CONFERENCE UPDATE: ASCO 2024

Improved outcomes with FLOT perioperative chemotherapy vs. CROSS neoadjuvant chemoradiation for esophageal cancer: The ESOPEC Trial

The incidence of esophageal adenocarcinoma (EAC) is increasing, particularly in high-income countries, with almost 86,000 new cases globally in 2020.1 While surgery is the mainstay for cure in non-metastatic disease, multimodality treatment can improve survival in these patients.1 For early-stage tumors with no node involvement, endoscopic resection or surgery alone is the current standard of care, whereas for locally advanced tumors, neoadjuvant chemoradiation or perioperative chemotherapy in addition to surgery is recommended.1 During the 2024 ASCO Annual Meeting, Dr.

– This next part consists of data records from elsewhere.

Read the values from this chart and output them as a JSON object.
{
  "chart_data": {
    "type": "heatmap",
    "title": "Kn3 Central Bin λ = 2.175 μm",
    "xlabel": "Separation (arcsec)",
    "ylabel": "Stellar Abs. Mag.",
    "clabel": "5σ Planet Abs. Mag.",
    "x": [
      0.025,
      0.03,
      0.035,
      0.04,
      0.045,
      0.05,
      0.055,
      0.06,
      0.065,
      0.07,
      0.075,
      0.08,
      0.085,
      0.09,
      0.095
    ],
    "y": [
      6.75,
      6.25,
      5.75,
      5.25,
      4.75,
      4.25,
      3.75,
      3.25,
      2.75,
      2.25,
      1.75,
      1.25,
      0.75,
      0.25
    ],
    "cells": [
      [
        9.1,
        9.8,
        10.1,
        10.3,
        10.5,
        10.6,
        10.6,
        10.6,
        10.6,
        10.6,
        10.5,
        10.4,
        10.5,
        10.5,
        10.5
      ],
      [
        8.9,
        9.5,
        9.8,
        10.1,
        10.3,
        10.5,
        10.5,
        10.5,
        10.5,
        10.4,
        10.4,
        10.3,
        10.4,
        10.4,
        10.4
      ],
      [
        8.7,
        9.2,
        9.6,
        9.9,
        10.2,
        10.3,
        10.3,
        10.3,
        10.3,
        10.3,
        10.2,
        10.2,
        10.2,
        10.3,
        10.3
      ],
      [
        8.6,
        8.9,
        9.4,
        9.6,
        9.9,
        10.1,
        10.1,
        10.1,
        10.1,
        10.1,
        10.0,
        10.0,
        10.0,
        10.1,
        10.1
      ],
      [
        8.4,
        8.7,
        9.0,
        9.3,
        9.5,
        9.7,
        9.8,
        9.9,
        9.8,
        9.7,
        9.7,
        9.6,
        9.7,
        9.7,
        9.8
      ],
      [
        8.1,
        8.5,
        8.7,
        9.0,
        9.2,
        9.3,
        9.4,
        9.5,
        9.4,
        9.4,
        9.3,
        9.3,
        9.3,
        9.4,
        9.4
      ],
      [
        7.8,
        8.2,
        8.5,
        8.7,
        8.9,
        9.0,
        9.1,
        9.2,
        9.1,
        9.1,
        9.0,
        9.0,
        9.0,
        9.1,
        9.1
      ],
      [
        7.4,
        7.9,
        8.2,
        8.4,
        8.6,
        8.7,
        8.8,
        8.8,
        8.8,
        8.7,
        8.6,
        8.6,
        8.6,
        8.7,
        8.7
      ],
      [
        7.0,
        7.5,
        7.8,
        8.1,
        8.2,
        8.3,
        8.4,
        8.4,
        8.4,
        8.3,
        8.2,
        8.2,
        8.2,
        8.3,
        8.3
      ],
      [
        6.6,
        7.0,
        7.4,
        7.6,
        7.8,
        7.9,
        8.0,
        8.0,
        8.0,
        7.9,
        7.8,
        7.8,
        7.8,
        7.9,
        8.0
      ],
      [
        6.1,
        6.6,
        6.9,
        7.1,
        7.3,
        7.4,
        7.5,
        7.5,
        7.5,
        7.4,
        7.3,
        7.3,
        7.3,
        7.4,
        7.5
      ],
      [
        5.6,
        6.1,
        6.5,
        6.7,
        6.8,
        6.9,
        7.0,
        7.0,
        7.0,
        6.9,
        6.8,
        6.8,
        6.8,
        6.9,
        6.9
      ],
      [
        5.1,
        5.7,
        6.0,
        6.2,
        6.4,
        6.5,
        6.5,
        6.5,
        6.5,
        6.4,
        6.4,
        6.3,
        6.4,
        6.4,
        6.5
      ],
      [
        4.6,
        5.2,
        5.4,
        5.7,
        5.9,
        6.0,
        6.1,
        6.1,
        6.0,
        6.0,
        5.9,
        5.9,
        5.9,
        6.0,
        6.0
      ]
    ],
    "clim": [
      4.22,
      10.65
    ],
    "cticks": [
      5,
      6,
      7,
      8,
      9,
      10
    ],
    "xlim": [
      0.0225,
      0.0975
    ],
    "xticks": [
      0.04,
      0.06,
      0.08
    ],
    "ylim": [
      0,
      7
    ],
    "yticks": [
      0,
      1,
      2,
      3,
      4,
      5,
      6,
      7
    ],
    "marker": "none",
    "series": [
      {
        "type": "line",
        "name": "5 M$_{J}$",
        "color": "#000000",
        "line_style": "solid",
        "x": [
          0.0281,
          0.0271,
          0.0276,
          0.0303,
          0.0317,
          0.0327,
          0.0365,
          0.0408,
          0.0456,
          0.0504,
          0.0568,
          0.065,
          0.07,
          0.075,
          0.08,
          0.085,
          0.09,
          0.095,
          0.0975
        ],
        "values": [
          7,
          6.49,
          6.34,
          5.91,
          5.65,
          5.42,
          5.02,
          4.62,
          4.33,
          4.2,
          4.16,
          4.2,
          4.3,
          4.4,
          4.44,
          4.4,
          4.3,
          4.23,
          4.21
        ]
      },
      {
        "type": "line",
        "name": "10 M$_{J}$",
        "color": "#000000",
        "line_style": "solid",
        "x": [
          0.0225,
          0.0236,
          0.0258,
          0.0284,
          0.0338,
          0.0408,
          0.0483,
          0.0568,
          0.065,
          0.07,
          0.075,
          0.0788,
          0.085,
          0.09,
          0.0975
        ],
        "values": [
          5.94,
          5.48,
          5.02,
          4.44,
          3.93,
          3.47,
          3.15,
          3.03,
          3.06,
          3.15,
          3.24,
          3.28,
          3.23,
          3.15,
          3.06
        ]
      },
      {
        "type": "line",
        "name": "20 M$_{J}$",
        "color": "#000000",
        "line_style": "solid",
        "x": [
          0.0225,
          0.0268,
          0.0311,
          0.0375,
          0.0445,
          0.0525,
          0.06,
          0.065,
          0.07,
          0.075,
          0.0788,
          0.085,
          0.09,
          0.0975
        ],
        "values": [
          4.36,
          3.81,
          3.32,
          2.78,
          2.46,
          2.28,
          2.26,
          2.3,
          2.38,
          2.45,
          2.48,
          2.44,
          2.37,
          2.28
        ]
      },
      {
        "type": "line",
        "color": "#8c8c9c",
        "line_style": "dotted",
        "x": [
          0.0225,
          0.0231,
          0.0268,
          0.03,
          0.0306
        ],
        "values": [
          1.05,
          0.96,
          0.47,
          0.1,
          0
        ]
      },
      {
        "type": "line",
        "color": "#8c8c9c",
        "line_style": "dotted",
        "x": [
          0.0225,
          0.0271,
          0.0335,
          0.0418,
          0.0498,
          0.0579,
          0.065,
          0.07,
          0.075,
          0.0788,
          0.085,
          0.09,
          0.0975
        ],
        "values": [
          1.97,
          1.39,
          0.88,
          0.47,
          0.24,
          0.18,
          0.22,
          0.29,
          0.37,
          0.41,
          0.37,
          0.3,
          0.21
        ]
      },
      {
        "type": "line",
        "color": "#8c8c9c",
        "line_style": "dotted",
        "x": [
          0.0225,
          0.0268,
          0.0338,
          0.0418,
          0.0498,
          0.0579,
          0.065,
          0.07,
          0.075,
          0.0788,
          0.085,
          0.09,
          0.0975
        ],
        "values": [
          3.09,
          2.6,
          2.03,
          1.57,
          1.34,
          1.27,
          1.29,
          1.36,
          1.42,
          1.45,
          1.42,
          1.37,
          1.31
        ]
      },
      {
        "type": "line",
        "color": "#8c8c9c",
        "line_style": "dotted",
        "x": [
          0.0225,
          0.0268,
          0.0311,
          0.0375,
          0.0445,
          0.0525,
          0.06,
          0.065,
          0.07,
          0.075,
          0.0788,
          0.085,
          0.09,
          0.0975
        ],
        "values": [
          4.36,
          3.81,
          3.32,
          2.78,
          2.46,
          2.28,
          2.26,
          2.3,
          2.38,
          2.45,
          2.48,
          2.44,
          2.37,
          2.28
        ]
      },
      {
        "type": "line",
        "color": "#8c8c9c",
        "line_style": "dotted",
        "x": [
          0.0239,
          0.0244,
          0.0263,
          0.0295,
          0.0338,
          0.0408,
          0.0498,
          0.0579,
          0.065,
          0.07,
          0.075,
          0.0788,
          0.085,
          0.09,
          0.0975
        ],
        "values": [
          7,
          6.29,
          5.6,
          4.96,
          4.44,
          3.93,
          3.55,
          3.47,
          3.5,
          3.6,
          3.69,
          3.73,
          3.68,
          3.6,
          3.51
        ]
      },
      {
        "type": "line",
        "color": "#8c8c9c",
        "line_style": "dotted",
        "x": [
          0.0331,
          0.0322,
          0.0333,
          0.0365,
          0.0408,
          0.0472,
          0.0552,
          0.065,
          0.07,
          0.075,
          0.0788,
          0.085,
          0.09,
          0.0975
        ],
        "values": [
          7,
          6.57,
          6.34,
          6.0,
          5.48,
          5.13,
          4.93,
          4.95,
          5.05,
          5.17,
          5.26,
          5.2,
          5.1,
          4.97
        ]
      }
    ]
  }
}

Jens Hoeppner from the University of Bielefeld, Germany, presented the results from the ESOPEC trial, which involved a head-to-head comparison of perioperative chemotherapy (5-fluorouracil, leucovorin, oxaliplatin, docetaxel [FLOT]) versus neoadjuvant chemoradiation (41.4 Gy paclitaxel/carboplatin [CROSS]) in EAC in terms of their efficacy, safety, and postoperative morbidity and mortality.1

In this trial, 438 EAC patients with clinical stage cT1N+ or cT2-4a, cN0/+, cM0 from 25 sites in Germany were enrolled and randomly assigned 1:1 to receive perioperative chemotherapy (n=221) or neoadjuvant chemoradiation (n=217).1 In the perioperative FLOT group, patients received a chemotherapy regimen consisting of 4 cycles in 8 weeks of 5-fluorouracil, leucovorin, oxaliplatin, and docetaxel 4-6 weeks before and after surgery.1 In the neoadjuvant CROSS group, patients received a radiation dose of 41.4 Gy and 5 cycles in 5 weeks of paclitaxel/carboplatin 4-6 weeks before surgery.1 The primary endpoint of the study was overall survival (OS) while the secondary endpoints included progression-free survival (PFS), postoperative pathological stage, and postoperative complications.1 Other secondary endpoints such as adverse events, recurrence-free survival, site of tumor recurrence, and quality of life were not presented at the meeting.1

After a median follow-up of 55 months in the intention-to-treat population, there were 97 and 121 deaths in the FLOT group and the CROSS group respectively, with a median OS time of 66 months (95% CI: 36-not estimable [NE]) for the FLOT group and 37 months (95% CI: 28-43) in the CROSS group.1 This translates to 3-year and 5-year OS rates of 57.4% and 50.6% in the FLOT group compared with 50.7% and 38.7% in the CROSS group (HR=0.70; 95% CI: 0.53-0.92; p=0.012).1 Similar results were obtained in the per-protocol population, consisting of 221 patients in the FLOT group and 217 patients in the CROSS group who started neoadjuvant, with a median OS time of 66 months (95% CI: 38-NE) for the FLOT group and 39 months (95% CI: 29-45) in the CROSS group.1 The 3-year and 5-year OS rates for the per-protocol population were 58.1% and 51.8% in the FLOT group compared with 52.6% and 40.5% in the CROSS group (HR=0.72; 95% CI: 0.54-0.96; p=0.023).1 When OS was explored in several subgroups including sex, age, Eastern Cooperative Oncology Group (ECOG) status, and clinical T and N stages, FLOT was favored in all subgroup analyses.1

For the secondary endpoints, the median PFS was 38 months (95% CI: 21-NE) for the FLOT group and 16 (95% CI: 12-22) in the CROSS group.1 The 3- and 5-year PFS rates were 51.6% and 44.4% in the FLOT group compared with 35.0% and 30.9% in the CROSS group (HR=0.66; 95% CI: 0.52-0.85; p=0.001).1 Pathological complete remission (defined as ypT0 ypN0) was achieved in 16.8% of patients in the FLOT group and 10.0% in the CROSS group.1 Postoperative complications were similar in both groups, with a 30- and 90-day postoperative mortality of 1.0% and 3.2% in the FLOT group compared to 1.7% and 5.6% in the CROSS group.1

In conclusion, the ESOPEC trial results indicate that perioperative FLOT + surgery may be a more effective treatment approach than neoadjuvant CROSS + surgery, and should be considered the preferred approach for improving OS in patients with locally advanced, resectable EAD.